Paramedics are at ‘breaking point’
PARAMEDICS in the region are at breaking point due to stress, say union bosses.
One 999 crew member, a former military medic, said he felt under more strain now than during army tours of Afghanistan. Another said they were so stressed, they were sicker than many patients.
Long hours, staff shortages and the mental demands of the profession are placing an enormous burden on ambulance workers in the north west, according to the study, by Unison.
More than 90 per cent of the 153 staff surveyed reported suffering with stress with huge numbers of staff reportedly leaving the North West Ambulance Service. Three quarters said they were suffering with sleep problems as a result of stress.
Some 63 per cent said they felt irritable and experienced mood swings, while 58 per cent said they had suffered from anxiety.
More than a third said they had to take time off sick because of workrelated stress and more than a quarter admitted they were close to doing so.
One paramedic, who asked not to be named, said: “All that takes priority is hitting targets, and turnaround times.
“Crews can work for eight or nine hours without getting a break. Then we finish late – that has a huge impact on our family time.
“The attitude is – if you don’t like it find another job.”
Another worker in the region said: “Morale is so low that experienced staff are leaving in large numbers as they are so are sick of the service.”
Some 59 per cent admitted they did not tell their employer the reason they were off sick was stress. Only one in ten said they would talk to a manager or a supervisor to cope with stress.
And 81pc admitted they had thought about leaving the job.
Unison bosses say they are concerned employers are not fulfilling their duty of care, with two-thirds of respondents saying they were unaware of any steps being taken to reduce stress.
Unison’s north west head of health, Amy Barringer, said: “Working in emergency services is stressful but the pressure on ambulance staff is reaching dangerously high levels.
“It is unacceptable that the current system doesn’t allow for proper breaks between shifts. Workers have told us they often work 14-hour shifts without a decent break.
“Higher call-out rates and lengthy waits outside A&E departments are add- ing to the problem.
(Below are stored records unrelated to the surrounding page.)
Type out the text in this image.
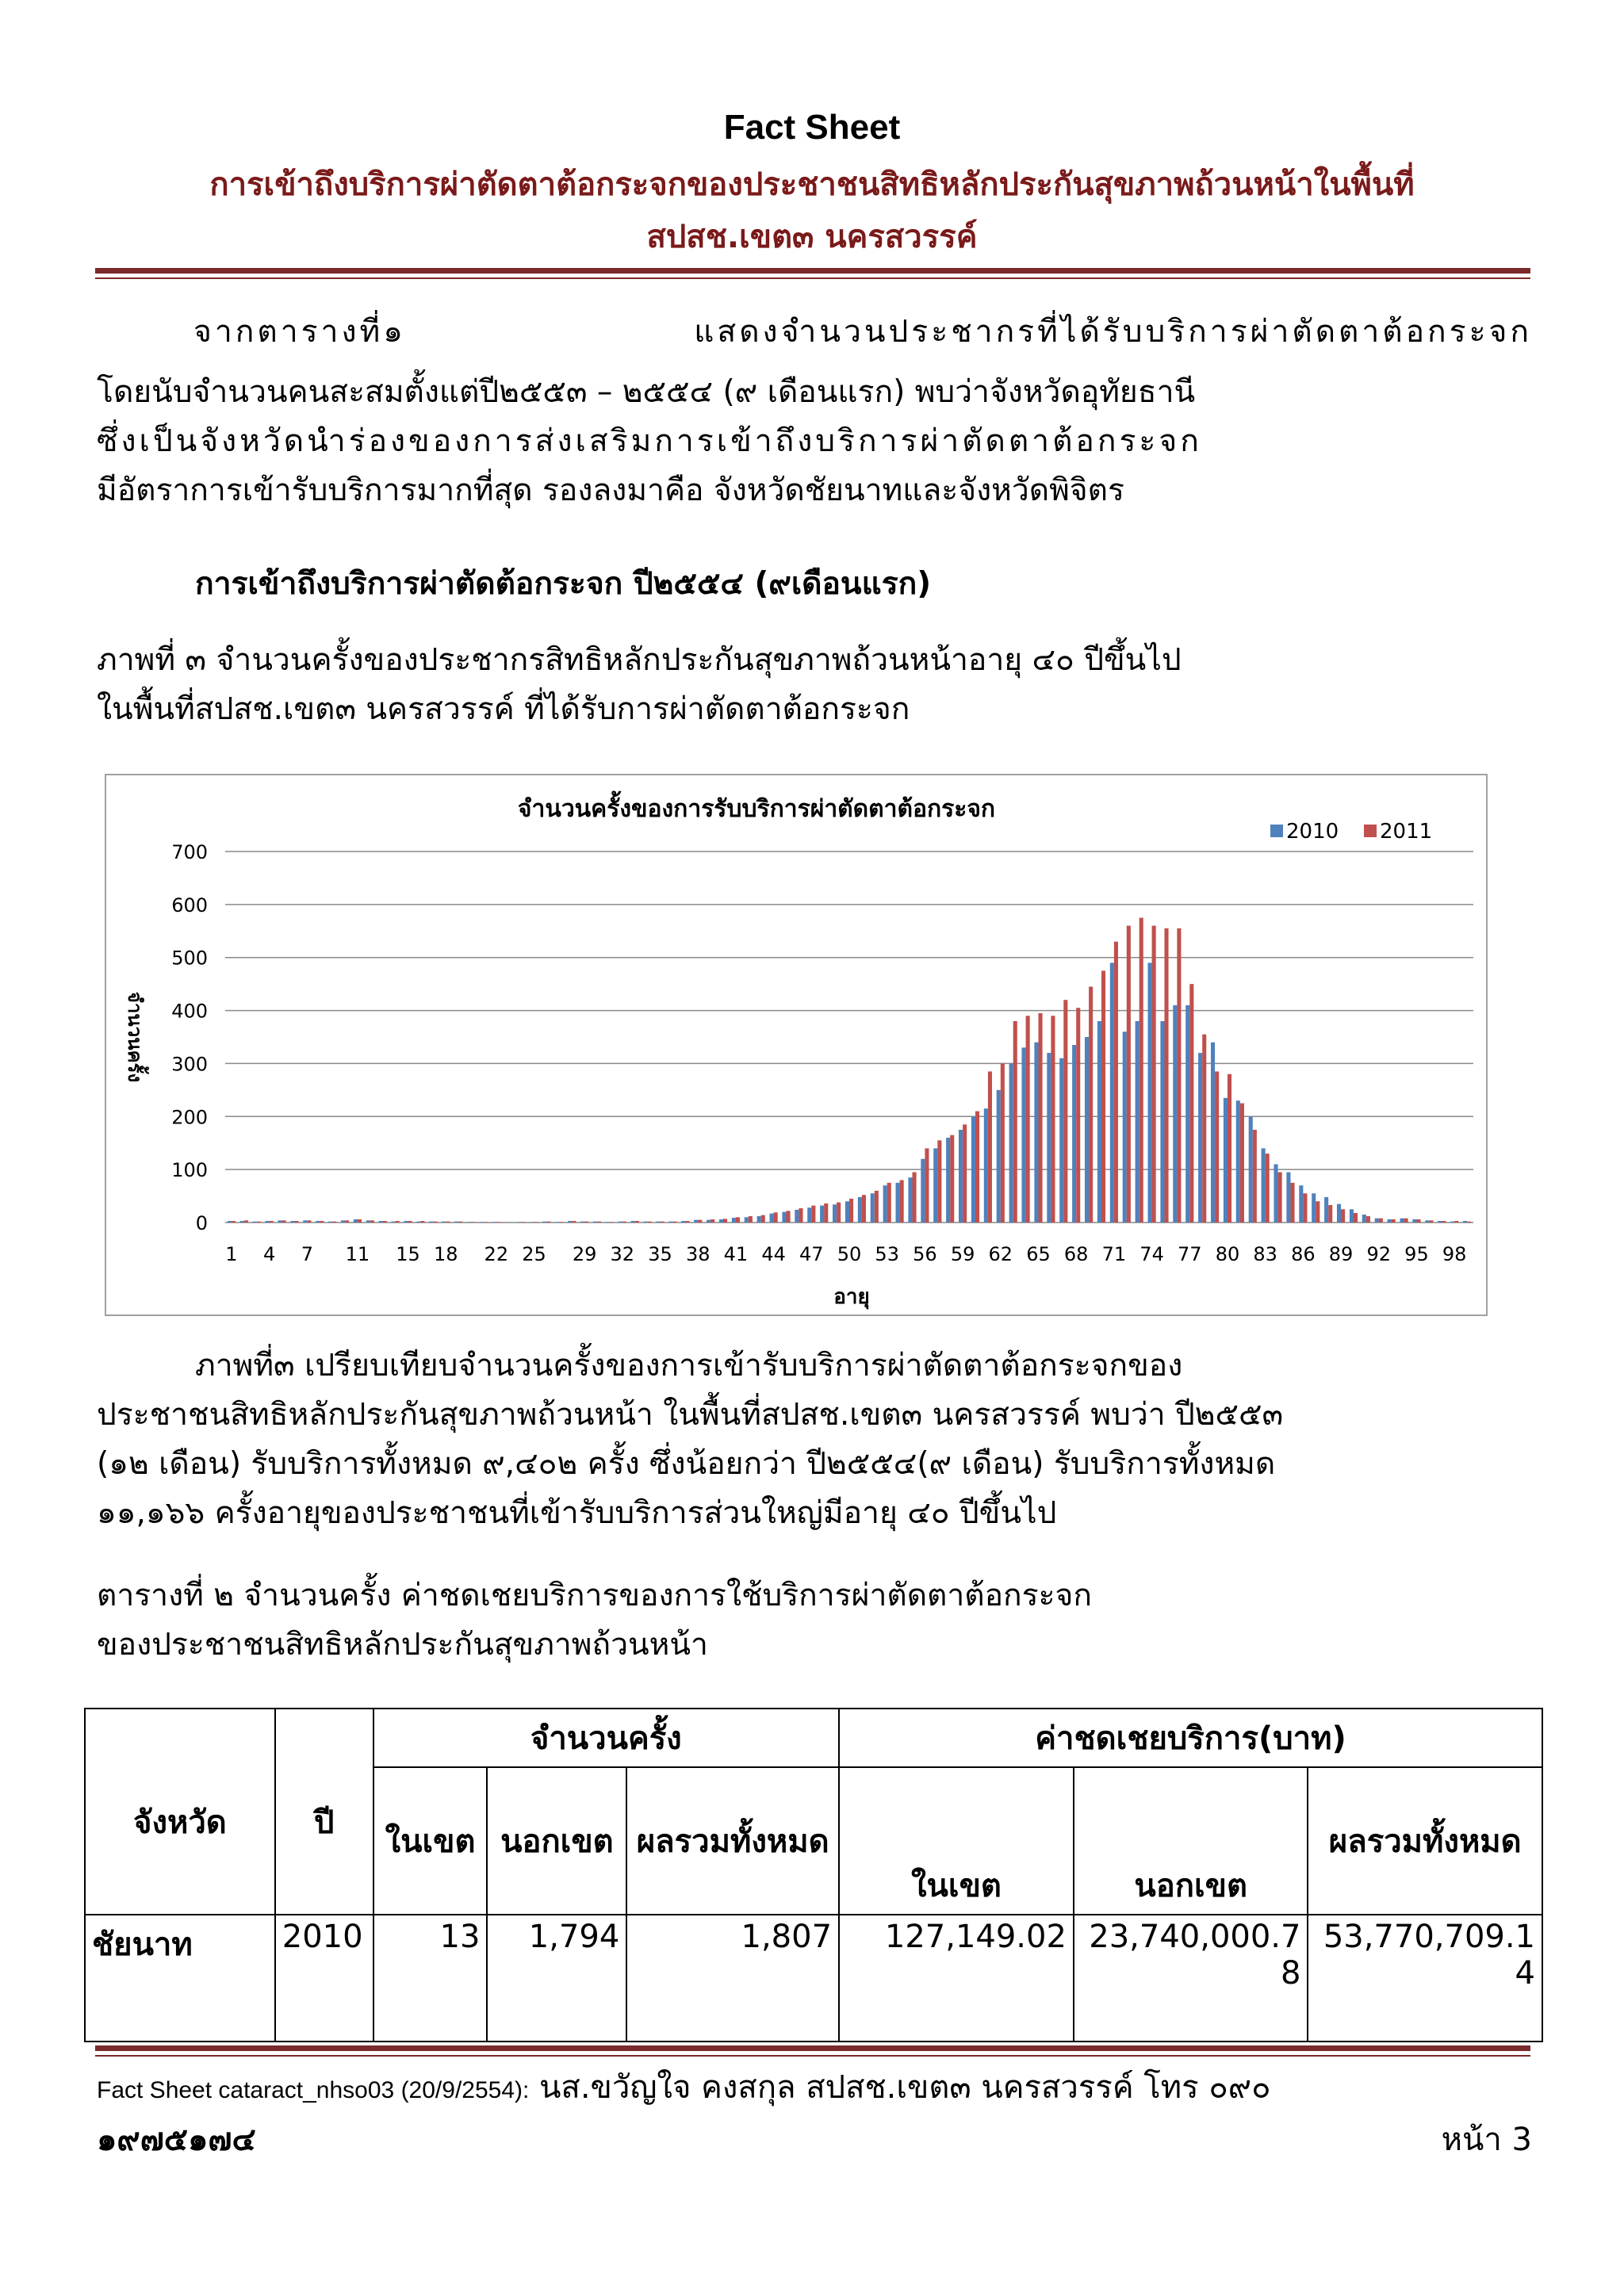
Fact Sheet
การเข้าถึงบริการผ่าตัดตาต้อกระจกของประชาชนสิทธิหลักประกันสุขภาพถ้วนหน้าในพื้นที่
สปสช.เขต๓ นครสวรรค์

จากตารางที่๑ แสดงจำนวนประชากรที่ได้รับบริการผ่าตัดตาต้อกระจก

โดยนับจำนวนคนสะสมตั้งแต่ปี๒๕๕๓ – ๒๕๕๔ (๙ เดือนแรก) พบว่าจังหวัดอุทัยธานี

ซึ่งเป็นจังหวัดนำร่องของการส่งเสริมการเข้าถึงบริการผ่าตัดตาต้อกระจก

มีอัตราการเข้ารับบริการมากที่สุด รองลงมาคือ จังหวัดชัยนาทและจังหวัดพิจิตร

การเข้าถึงบริการผ่าตัดต้อกระจก ปี๒๕๕๔ (๙เดือนแรก)

ภาพที่ ๓ จำนวนครั้งของประชากรสิทธิหลักประกันสุขภาพถ้วนหน้าอายุ ๔๐ ปีขึ้นไป

ในพื้นที่สปสช.เขต๓ นครสวรรค์ ที่ได้รับการผ่าตัดตาต้อกระจก

0
100
200
300
400
500
600
700
1 4 7 11 15 18 22 25 29 32 35 38 41 44 47 50 53 56 59 62 65 68 71 74 77 80 83 86 89 92 95 98
จำนวนครั้งของการรับบริการผ่าตัดตาต้อกระจก
2010 2011
อายุ
จำนวนครั้ง

ภาพที่๓ เปรียบเทียบจำนวนครั้งของการเข้ารับบริการผ่าตัดตาต้อกระจกของ

ประชาชนสิทธิหลักประกันสุขภาพถ้วนหน้า ในพื้นที่สปสช.เขต๓ นครสวรรค์ พบว่า ปี๒๕๕๓

(๑๒ เดือน) รับบริการทั้งหมด ๙,๔๐๒ ครั้ง ซึ่งน้อยกว่า ปี๒๕๕๔(๙ เดือน) รับบริการทั้งหมด

๑๑,๑๖๖ ครั้งอายุของประชาชนที่เข้ารับบริการส่วนใหญ่มีอายุ ๔๐ ปีขึ้นไป

ตารางที่ ๒ จำนวนครั้ง ค่าชดเชยบริการของการใช้บริการผ่าตัดตาต้อกระจก

ของประชาชนสิทธิหลักประกันสุขภาพถ้วนหน้า

จังหวัด	ปี	จำนวนครั้ง			ค่าชดเชยบริการ(บาท)		
		ในเขต	นอกเขต	ผลรวมทั้งหมด	ในเขต	นอกเขต	ผลรวมทั้งหมด
ชัยนาท	2010	13	1,794	1,807	127,149.02	23,740,000.78	53,770,709.14
Fact Sheet cataract_nhso03 (20/9/2554): นส.ขวัญใจ คงสกุล สปสช.เขต๓ นครสวรรค์ โทร ๐๙๐
๑๙๗๕๑๗๔	หน้า 3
It is clear that the pressure caused by government funding cuts is having a huge impact on staff and on patient safety.
“This confirms the findings from the NHS staff survey that shows much greater pressure on staff in the ambulance service than any other part of the NHS.” NORTH West Ambulance Service bosses say the 153-person survey represents just three per cent of its 5,100 workforce.
Lisa Ward, deputy director of organisational development, said: “In the national NHS survey last year, we saw a number of stress-related indicators improve and the percentage of staff suffering work-related stress was in line with the average for the ambulance sector as a whole.
“We also improved in overall job satisfaction and staff recommending NWAS as a place to work.
“This is a more balanced portrayal of staff views and is based on much higher response rates.
“Traditionally ambulance services in England have always had a higher sickness level then other NHS trusts, particularly with cases of stress, due to the nature of the work frontline staff do and NWAS is no different.
“Cases of stress do fall in line with a rise in activity and last year, the NWAS saw an increase in demand of six pc compared to the previous year.
“Despite this, the percentage of staff working additional hours has decreased.”
Bosses say an internal health and wellbeing survey has been undertaken and is carrying forward a number of recommendations as a result.